如果您有兴趣,这里有一个基于 Sieve of Eratosthenes 的替代解决方案:

UPPERLIMIT = 100

#=
Create an array of booleans called "is_prime" which is initially true
for all odd numbers, false for all even numbers
=#
is_prime = [(i % 2) > 0 for i in 1:UPPERLIMIT]
is_prime[2] = true # 2 is the exception, an even prime

#=
Now iterate through the array up to the square root of UPPERLIMIT.
factors which are bigger than sqrt(UPPERLIMIT) must have co-factors
that are smaller, so there's no need to search above that limit.
=#
for num in 3:2:floor(Int,sqrt(UPPERLIMIT))
#=
Every time we find a prime, wipe out all of its multiples.
We can start at 3*num since 2*num is already masked out
because it's even.

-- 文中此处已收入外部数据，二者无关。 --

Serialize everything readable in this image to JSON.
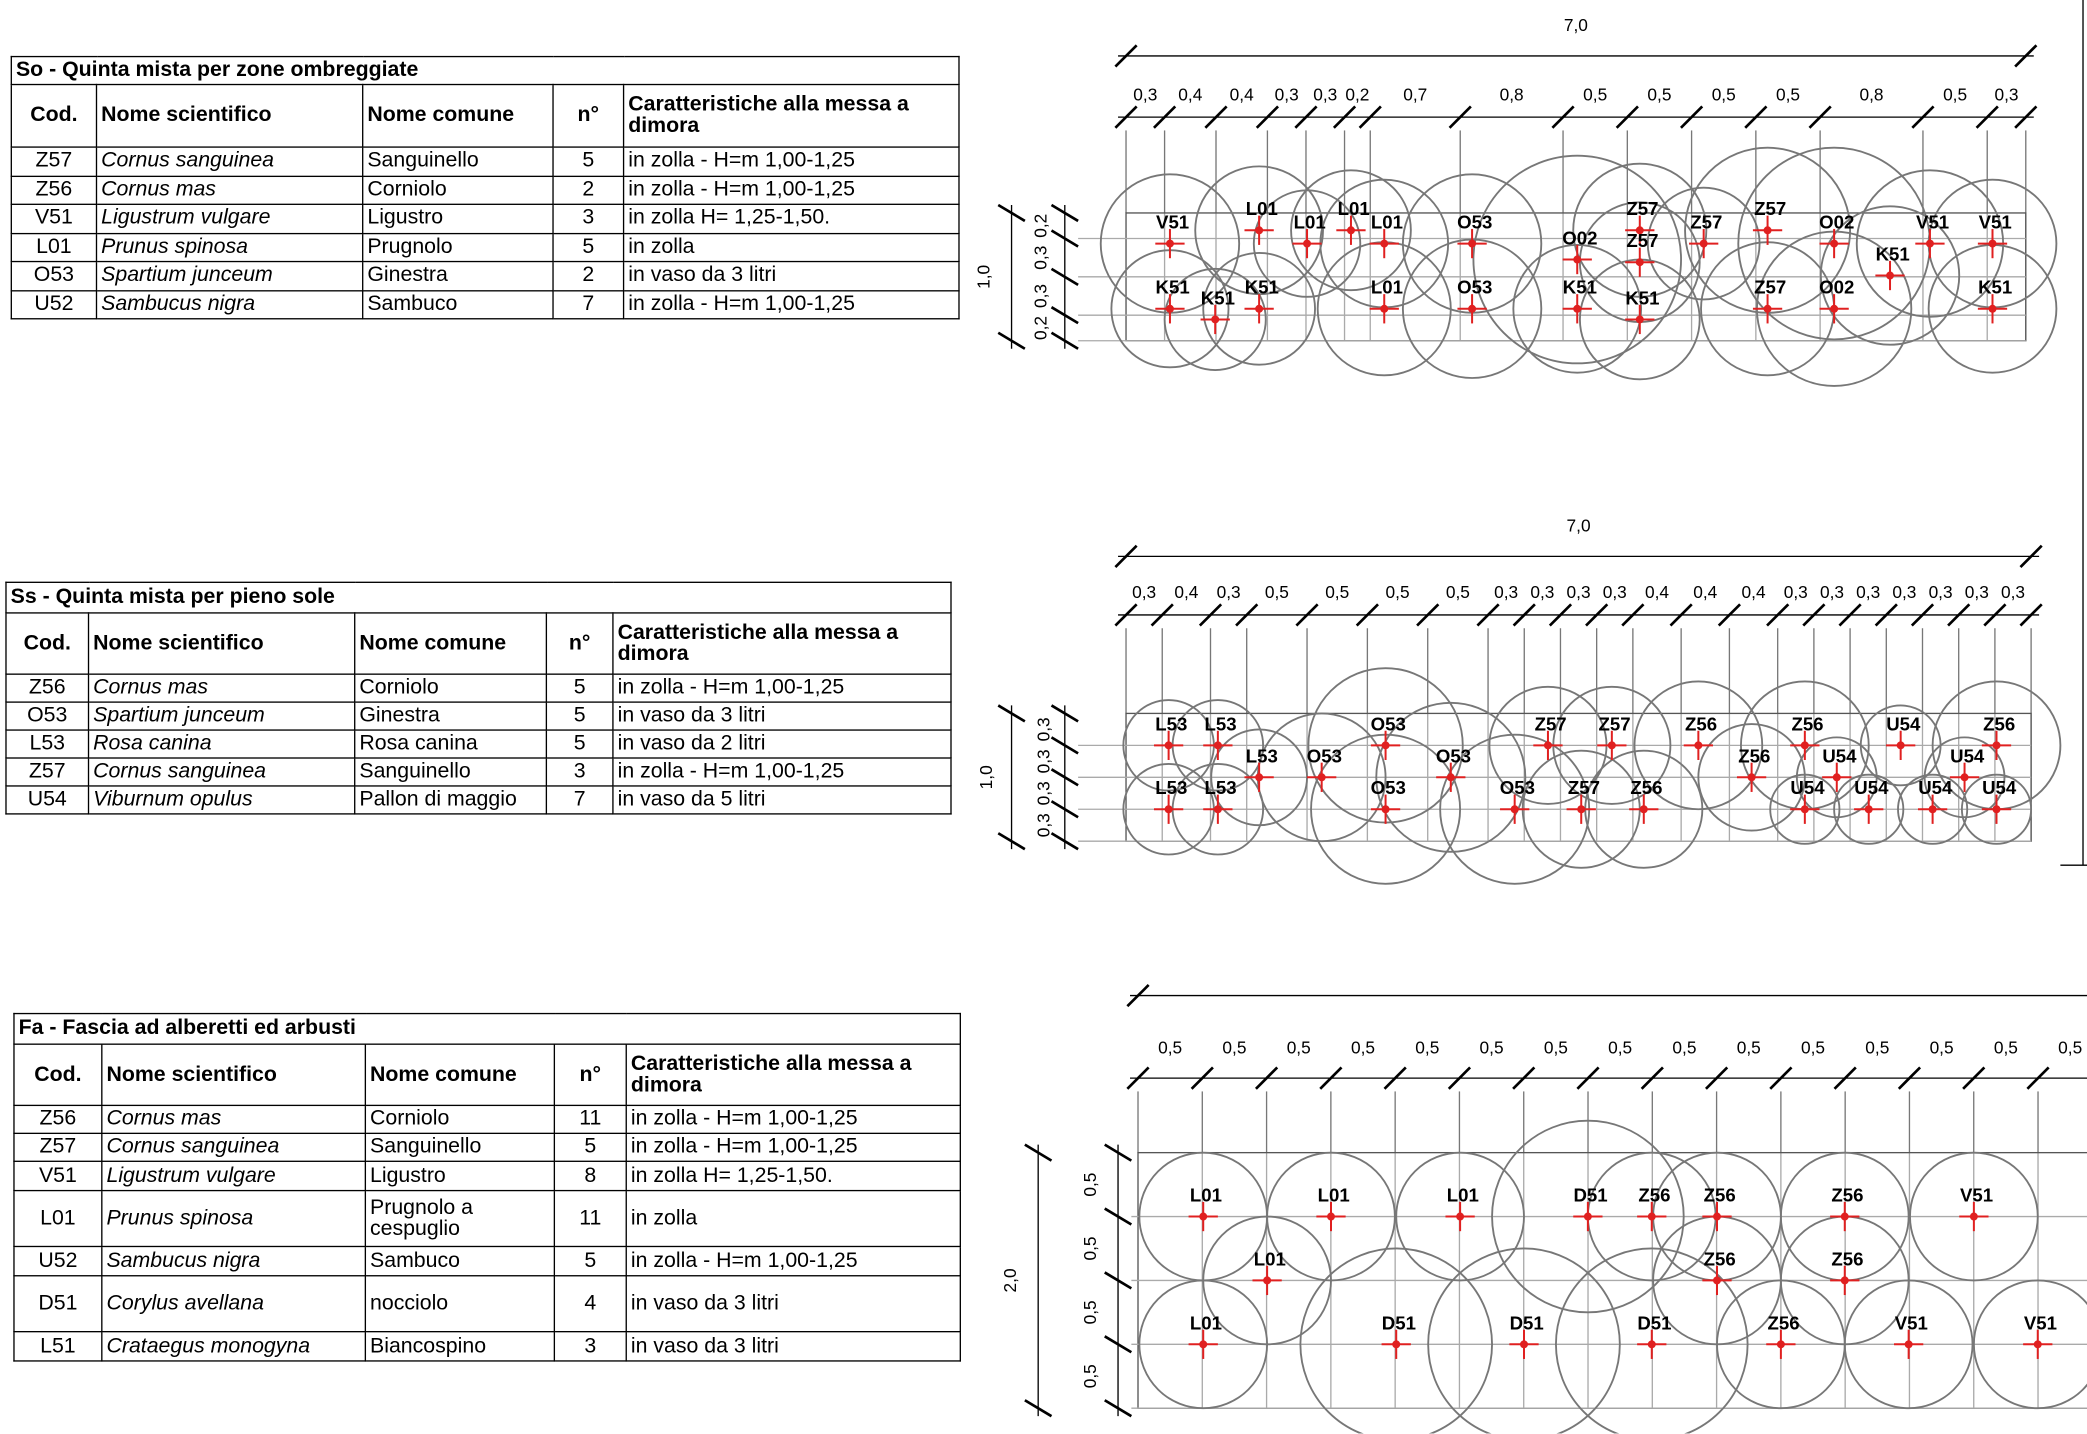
{
  "tables": [
    {
      "title": "So - Quinta mista per zone ombreggiate",
      "headers": [
        "Cod.",
        "Nome scientifico",
        "Nome comune",
        "n°",
        "Caratteristiche alla messa a dimora"
      ],
      "rows": [
        [
          "Z57",
          "Cornus sanguinea",
          "Sanguinello",
          5,
          "in zolla - H=m 1,00-1,25"
        ],
        [
          "Z56",
          "Cornus mas",
          "Corniolo",
          2,
          "in zolla - H=m 1,00-1,25"
        ],
        [
          "V51",
          "Ligustrum vulgare",
          "Ligustro",
          3,
          "in zolla H= 1,25-1,50."
        ],
        [
          "L01",
          "Prunus spinosa",
          "Prugnolo",
          5,
          "in zolla"
        ],
        [
          "O53",
          "Spartium junceum",
          "Ginestra",
          2,
          "in vaso da 3 litri"
        ],
        [
          "U52",
          "Sambucus nigra",
          "Sambuco",
          7,
          "in zolla - H=m 1,00-1,25"
        ]
      ]
    },
    {
      "title": "Ss - Quinta mista per pieno sole",
      "headers": [
        "Cod.",
        "Nome scientifico",
        "Nome comune",
        "n°",
        "Caratteristiche alla messa a dimora"
      ],
      "rows": [
        [
          "Z56",
          "Cornus mas",
          "Corniolo",
          5,
          "in zolla - H=m 1,00-1,25"
        ],
        [
          "O53",
          "Spartium junceum",
          "Ginestra",
          5,
          "in vaso da 3 litri"
        ],
        [
          "L53",
          "Rosa canina",
          "Rosa canina",
          5,
          "in vaso da 2 litri"
        ],
        [
          "Z57",
          "Cornus sanguinea",
          "Sanguinello",
          3,
          "in zolla - H=m 1,00-1,25"
        ],
        [
          "U54",
          "Viburnum opulus",
          "Pallon di maggio",
          7,
          "in vaso da 5 litri"
        ]
      ]
    },
    {
      "title": "Fa - Fascia ad alberetti ed arbusti",
      "headers": [
        "Cod.",
        "Nome scientifico",
        "Nome comune",
        "n°",
        "Caratteristiche alla messa a dimora"
      ],
      "rows": [
        [
          "Z56",
          "Cornus mas",
          "Corniolo",
          11,
          "in zolla - H=m 1,00-1,25"
        ],
        [
          "Z57",
          "Cornus sanguinea",
          "Sanguinello",
          5,
          "in zolla - H=m 1,00-1,25"
        ],
        [
          "V51",
          "Ligustrum vulgare",
          "Ligustro",
          8,
          "in zolla H= 1,25-1,50."
        ],
        [
          "L01",
          "Prunus spinosa",
          "Prugnolo a cespuglio",
          11,
          "in zolla"
        ],
        [
          "U52",
          "Sambucus nigra",
          "Sambuco",
          5,
          "in zolla - H=m 1,00-1,25"
        ],
        [
          "D51",
          "Corylus avellana",
          "nocciolo",
          4,
          "in vaso da 3 litri"
        ],
        [
          "L51",
          "Crataegus monogyna",
          "Biancospino",
          3,
          "in vaso da 3 litri"
        ]
      ]
    }
  ],
  "diagrams": [
    {
      "total": "7,0",
      "segments": [
        {
          "value": 0.3,
          "label": "0,3"
        },
        {
          "value": 0.4,
          "label": "0,4"
        },
        {
          "value": 0.4,
          "label": "0,4"
        },
        {
          "value": 0.3,
          "label": "0,3"
        },
        {
          "value": 0.3,
          "label": "0,3"
        },
        {
          "value": 0.2,
          "label": "0,2"
        },
        {
          "value": 0.7,
          "label": "0,7"
        },
        {
          "value": 0.8,
          "label": "0,8"
        },
        {
          "value": 0.5,
          "label": "0,5"
        },
        {
          "value": 0.5,
          "label": "0,5"
        },
        {
          "value": 0.5,
          "label": "0,5"
        },
        {
          "value": 0.5,
          "label": "0,5"
        },
        {
          "value": 0.8,
          "label": "0,8"
        },
        {
          "value": 0.5,
          "label": "0,5"
        },
        {
          "value": 0.3,
          "label": "0,3"
        }
      ],
      "height": "1,0",
      "height_segments": [
        {
          "value": 0.2,
          "label": "0,2"
        },
        {
          "value": 0.3,
          "label": "0,3"
        },
        {
          "value": 0.3,
          "label": "0,3"
        },
        {
          "value": 0.2,
          "label": "0,2"
        }
      ],
      "plants": [
        "V51",
        "L01",
        "L01",
        "L01",
        "L01",
        "O53",
        "O02",
        "Z57",
        "Z57",
        "Z57",
        "Z57",
        "O02",
        "V51",
        "K51",
        "V51",
        "K51",
        "K51",
        "K51",
        "L01",
        "O53",
        "K51",
        "K51",
        "Z57",
        "O02",
        "K51"
      ]
    },
    {
      "total": "7,0",
      "segments": [
        {
          "value": 0.3,
          "label": "0,3"
        },
        {
          "value": 0.4,
          "label": "0,4"
        },
        {
          "value": 0.3,
          "label": "0,3"
        },
        {
          "value": 0.5,
          "label": "0,5"
        },
        {
          "value": 0.5,
          "label": "0,5"
        },
        {
          "value": 0.5,
          "label": "0,5"
        },
        {
          "value": 0.5,
          "label": "0,5"
        },
        {
          "value": 0.3,
          "label": "0,3"
        },
        {
          "value": 0.3,
          "label": "0,3"
        },
        {
          "value": 0.3,
          "label": "0,3"
        },
        {
          "value": 0.3,
          "label": "0,3"
        },
        {
          "value": 0.4,
          "label": "0,4"
        },
        {
          "value": 0.4,
          "label": "0,4"
        },
        {
          "value": 0.4,
          "label": "0,4"
        },
        {
          "value": 0.3,
          "label": "0,3"
        },
        {
          "value": 0.3,
          "label": "0,3"
        },
        {
          "value": 0.3,
          "label": "0,3"
        },
        {
          "value": 0.3,
          "label": "0,3"
        },
        {
          "value": 0.3,
          "label": "0,3"
        },
        {
          "value": 0.3,
          "label": "0,3"
        },
        {
          "value": 0.3,
          "label": "0,3"
        }
      ],
      "height": "1,0",
      "height_segments": [
        {
          "value": 0.3,
          "label": "0,3"
        },
        {
          "value": 0.3,
          "label": "0,3"
        },
        {
          "value": 0.3,
          "label": "0,3"
        },
        {
          "value": 0.3,
          "label": "0,3"
        }
      ],
      "plants": [
        "L53",
        "L53",
        "O53",
        "Z57",
        "Z57",
        "Z56",
        "Z56",
        "U54",
        "Z56",
        "L53",
        "O53",
        "O53",
        "Z56",
        "U54",
        "U54",
        "L53",
        "L53",
        "O53",
        "O53",
        "Z57",
        "Z56",
        "U54",
        "U54",
        "U54",
        "U54"
      ]
    },
    {
      "segments": [
        {
          "value": 0.5,
          "label": "0,5"
        },
        {
          "value": 0.5,
          "label": "0,5"
        },
        {
          "value": 0.5,
          "label": "0,5"
        },
        {
          "value": 0.5,
          "label": "0,5"
        },
        {
          "value": 0.5,
          "label": "0,5"
        },
        {
          "value": 0.5,
          "label": "0,5"
        },
        {
          "value": 0.5,
          "label": "0,5"
        },
        {
          "value": 0.5,
          "label": "0,5"
        },
        {
          "value": 0.5,
          "label": "0,5"
        },
        {
          "value": 0.5,
          "label": "0,5"
        },
        {
          "value": 0.5,
          "label": "0,5"
        },
        {
          "value": 0.5,
          "label": "0,5"
        },
        {
          "value": 0.5,
          "label": "0,5"
        },
        {
          "value": 0.5,
          "label": "0,5"
        },
        {
          "value": 0.5,
          "label": "0,5"
        }
      ],
      "height": "2,0",
      "height_segments": [
        {
          "value": 0.5,
          "label": "0,5"
        },
        {
          "value": 0.5,
          "label": "0,5"
        },
        {
          "value": 0.5,
          "label": "0,5"
        },
        {
          "value": 0.5,
          "label": "0,5"
        }
      ],
      "plants": [
        "L01",
        "L01",
        "L01",
        "D51",
        "Z56",
        "Z56",
        "Z56",
        "V51",
        "L01",
        "Z56",
        "Z56",
        "L01",
        "D51",
        "D51",
        "D51",
        "Z56",
        "V51",
        "V51"
      ]
    }
  ]
}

Adding odd multiples would also yield
even outcomes, so they can be stepped over as well.
=#
if is_prime[num]
for i in 3*num:2*num:UPPERLIMIT
is_prime[i] = false
end
end
end

# Everything that hasn't been masked out to false is now prime!
for i in 2:UPPERLIMIT
if is_prime[i]
println(i)
end
end

请注意,这与蛮力方法的实际代码行数(去除注释后)几乎相同。两者产生相同的结果,但这个版本要快得多 - 在我的笔记本电脑上生成 664579 个素数到 10_000_000 需要 2.1 秒对 67 秒。


附录

我自己是 Julia 的新手,并且在玩这个的过程中一直在学习。这导致了下面的版本,我用 &&foreach 替换了条件循环。我删除了注释以强调需要的代码有多么少:

UPPERLIMIT = 100

is_prime = [(i % 2) > 0 for i in 1:UPPERLIMIT]
is_prime[2] = true # 2 is the exception, an even prime

for num in 3:2:floor(Int,sqrt(UPPERLIMIT))
is_prime[num] && foreach(i -> is_prime[i] = false, num*num:2*num:UPPERLIMIT)
end

foreach(i -> is_prime[i] && println(i), 2:UPPERLIMIT)

这个变体不仅涉及更少的代码,而且运行速度更快——1.41 秒对比 2.1 秒生成高达 10M 的素数。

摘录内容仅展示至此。